LeandroNarloch

Escola chinesa, o oposto de Paulo Freire

21.02.20

É uma pena que o Reddit não seja popular no Brasil como nos Estados Unidos. É uma rede social menos política, menos polarizada e com debates melhores que o Facebook ou o Twitter. Reúne o que restou de blogueiros do início da internet, quando ainda havia paciência para longas reflexões fora da trincheira partidária.

Pois bem: um debate interessante tem acontecido ali e no blog de Scott Alexander, um dos participantes mais ativos do Reddit. O tema: será que pais endinheirados dos Estados Unidos e de todo o Ocidente, ao se preocuparem apenas com o conhecimento e a criatividade dos filhos, não estão criando gente indolente, sem disciplina ou autocontrole?

O ponto de partida da discussão é o livro Little Soldiers, em que a americana Lenora Chu descreve esquisitices e horrores de escolas chinesas. Depois de se mudar com a família para Xangai e inscrever o filho numa pré-escola chique da cidade, Lenora notou mudanças de comportamento do filho. Estava mais quieto. Passou a pedir para comer ovos cozidos, coisa que antes detestava.

Como o garoto aprendeu a gostar de ovos? “Lenora descobriu que Rainey estava sendo forçado a comer ovos. Quando ele recusava a comida (como sempre fazia), a professora juntava o ovo no chão e o empurrava na boca da criança. Quando Rainey cuspia o ovo (como sempre fazia), a professora repetia o gesto. O ciclo se repetia de três a cinco vezes até que o garoto se rendesse.”

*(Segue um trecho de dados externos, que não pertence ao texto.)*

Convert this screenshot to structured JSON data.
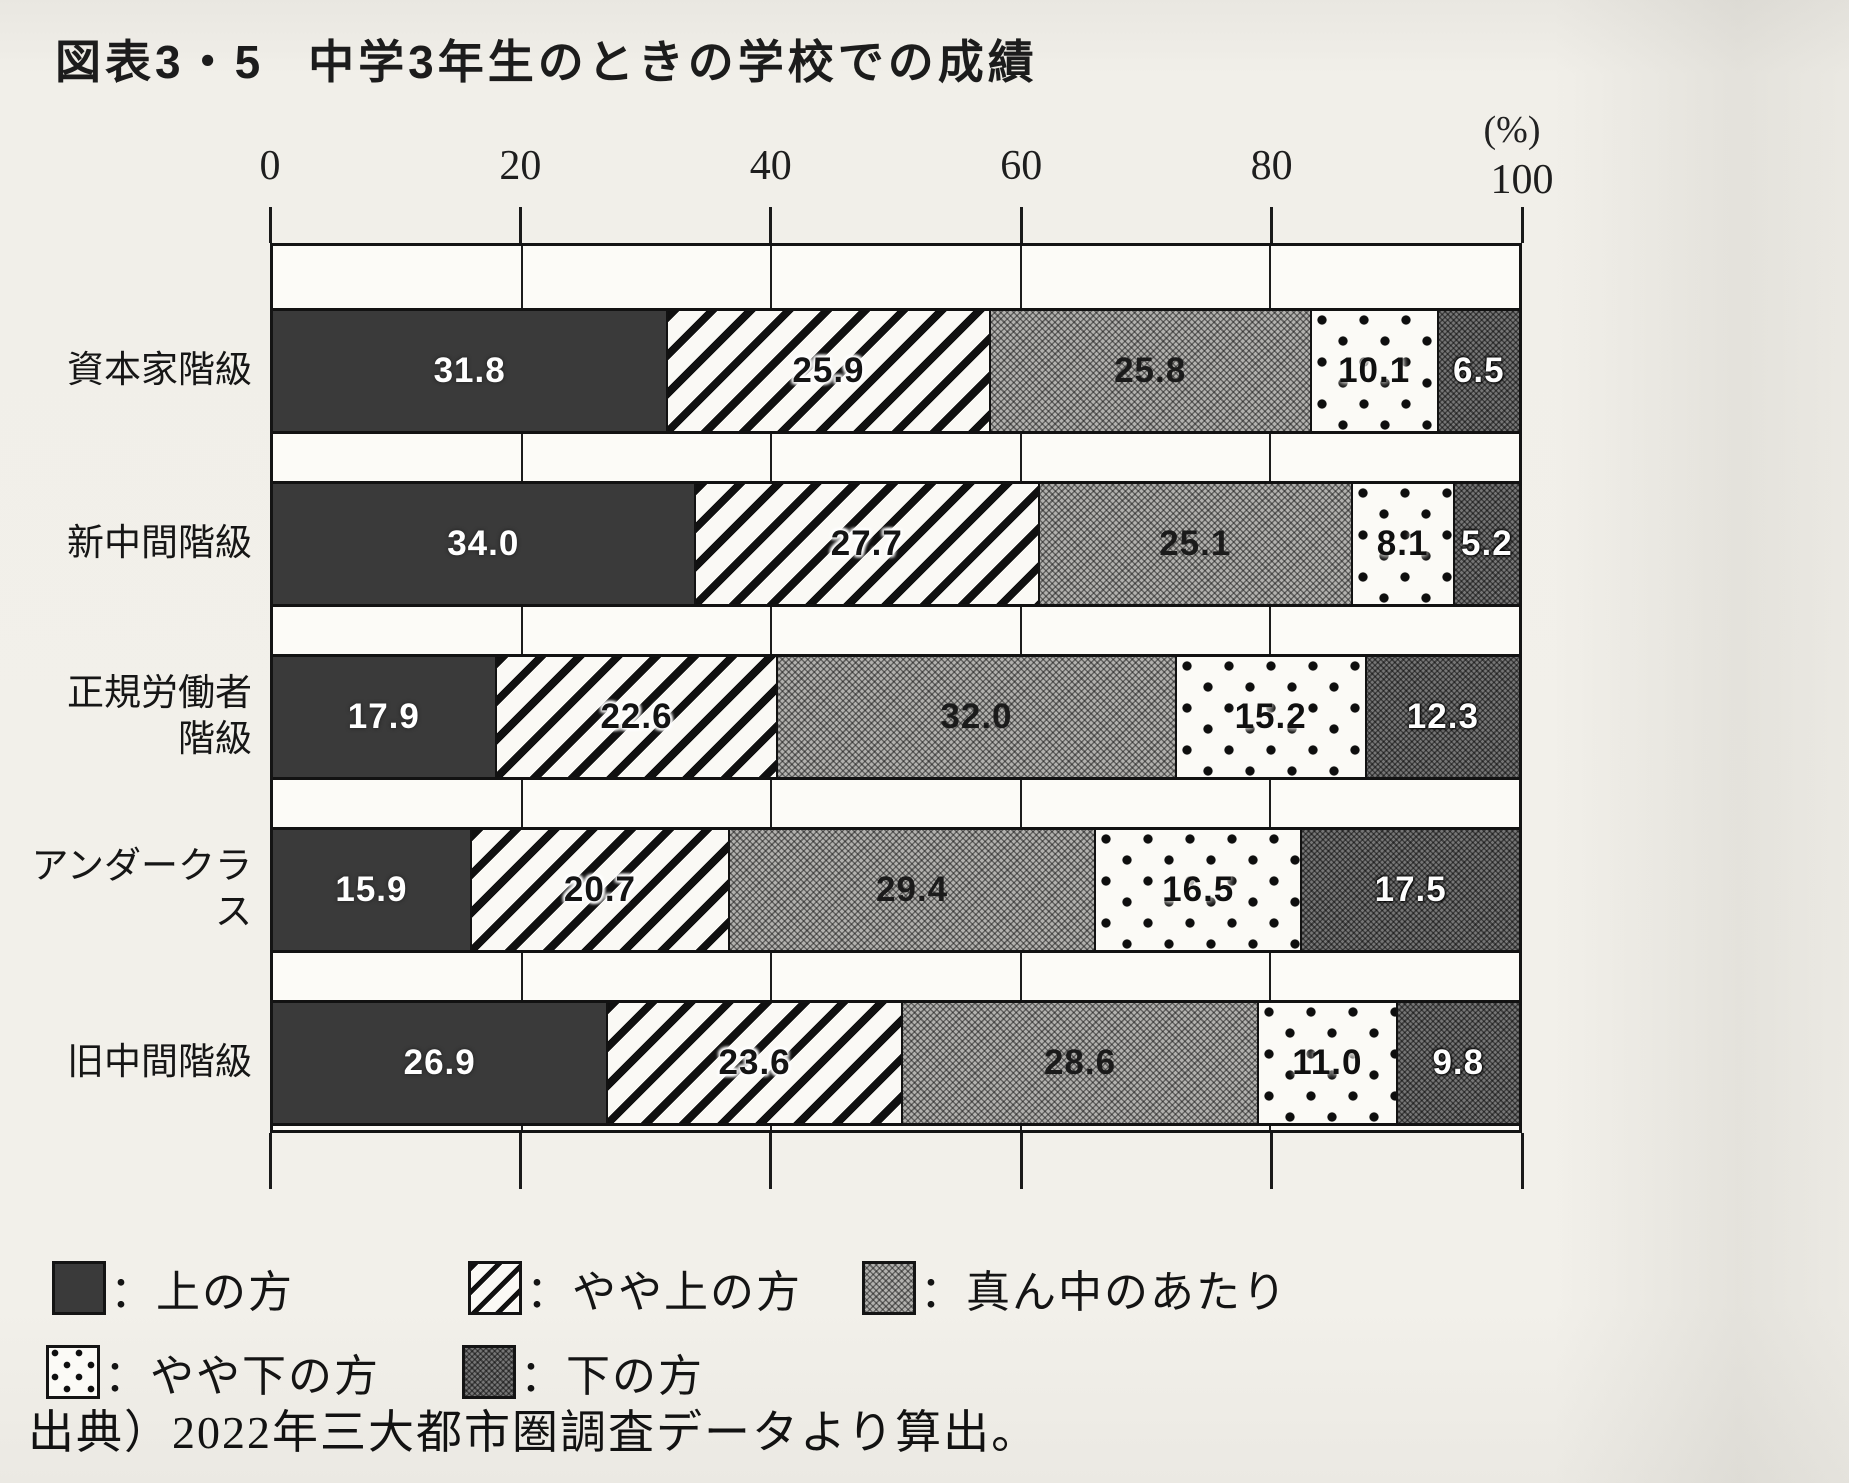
{
  "page": {
    "figure_label": "図表3・5",
    "title": "中学3年生のときの学校での成績",
    "source": "出典）2022年三大都市圏調査データより算出。"
  },
  "axis": {
    "unit_label": "(%)",
    "ticks": [
      0,
      20,
      40,
      60,
      80,
      100
    ],
    "min": 0,
    "max": 100
  },
  "left_axis": {
    "category_labels": [
      "資本家階級",
      "新中間階級",
      "正規労働者\n階級",
      "アンダークラス",
      "旧中間階級"
    ]
  },
  "legend": {
    "colon": "：",
    "items": [
      {
        "label": "上の方",
        "pattern": 0,
        "swatch": "solid-dark"
      },
      {
        "label": "やや上の方",
        "pattern": 1,
        "swatch": "diagonal-hatch"
      },
      {
        "label": "真ん中のあたり",
        "pattern": 2,
        "swatch": "gray-crosshatch"
      },
      {
        "label": "やや下の方",
        "pattern": 3,
        "swatch": "white-dotted"
      },
      {
        "label": "下の方",
        "pattern": 4,
        "swatch": "dark-gray-crosshatch"
      }
    ]
  },
  "chart_data": {
    "type": "bar",
    "orientation": "horizontal",
    "stacked": true,
    "title": "中学3年生のときの学校での成績",
    "xlabel": "(%)",
    "xlim": [
      0,
      100
    ],
    "x_ticks": [
      0,
      20,
      40,
      60,
      80,
      100
    ],
    "grid": "vertical",
    "legend_position": "bottom",
    "categories": [
      "資本家階級",
      "新中間階級",
      "正規労働者階級",
      "アンダークラス",
      "旧中間階級"
    ],
    "series": [
      {
        "name": "上の方",
        "values": [
          31.8,
          34.0,
          17.9,
          15.9,
          26.9
        ]
      },
      {
        "name": "やや上の方",
        "values": [
          25.9,
          27.7,
          22.6,
          20.7,
          23.6
        ]
      },
      {
        "name": "真ん中のあたり",
        "values": [
          25.8,
          25.1,
          32.0,
          29.4,
          28.6
        ]
      },
      {
        "name": "やや下の方",
        "values": [
          10.1,
          8.1,
          15.2,
          16.5,
          11.0
        ]
      },
      {
        "name": "下の方",
        "values": [
          6.5,
          5.2,
          12.3,
          17.5,
          9.8
        ]
      }
    ]
  }
}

Basicamente, a pré-escola da China – país que já ficou em primeiro lugar no PISA – baseava-se em muita autoridade e nenhuma criatividade. Nada de aprender pelo contexto ou com suas próprias ferramentas, como pregava Paulo Freire. “Ficamos sentados parados”, respondeu o filho de Lenora sobre o que faziam o dia todo na escola.

Lenora precisou subornar uma funcionária para poder passar uma semana numa escola. Descobriu que o garoto falava a verdade. As crianças de 3 anos passavam horas sem se mexer, ouvindo gritos da professora sempre que avançavam uma perna e escorregavam da postura.

É difícil aceitar tanta rigidez, mas talvez as escolas americanas (e as brasileiras mais gourmetizadas) pequem pelo contrário. Preocupados demais em evitar traumas, “estimular a criatividade” e – o clichê que mais me tira do sério – “formar cidadãos”, pais endinheirados deixaram de lado as “virtudes não cognitivas” – a disciplina, o autocontrole, a perseverança.

Como diz um amigo, muita escola particular da Vila Madalena, em São Paulo, é na verdade uma fábrica clandestina de videoartistas. Seu egresso típico é – além do videoartista – o doutorando em História que aos 40 anos ainda mora com ao pais e luta para arrumar o quarto e entregar a tese.

Ao voltar de férias para os Estados Unidos, Lenora Chu percebeu que o filho estava mais educado que os parentes americanos da mesma idade. Fazia contas de matemática mais difíceis que as dos primos mais velhos. Gritava menos, pedia licença aos adultos e evitava comer bobagem.

Basta observar crianças num restaurante em São Paulo para concluir: sim, um pouco da autoridade chinesa faria bem à indolência brasileira.

Leandro Narloch é jornalista e autor do 'Guia Politicamente Incorreto da História do Brasil'.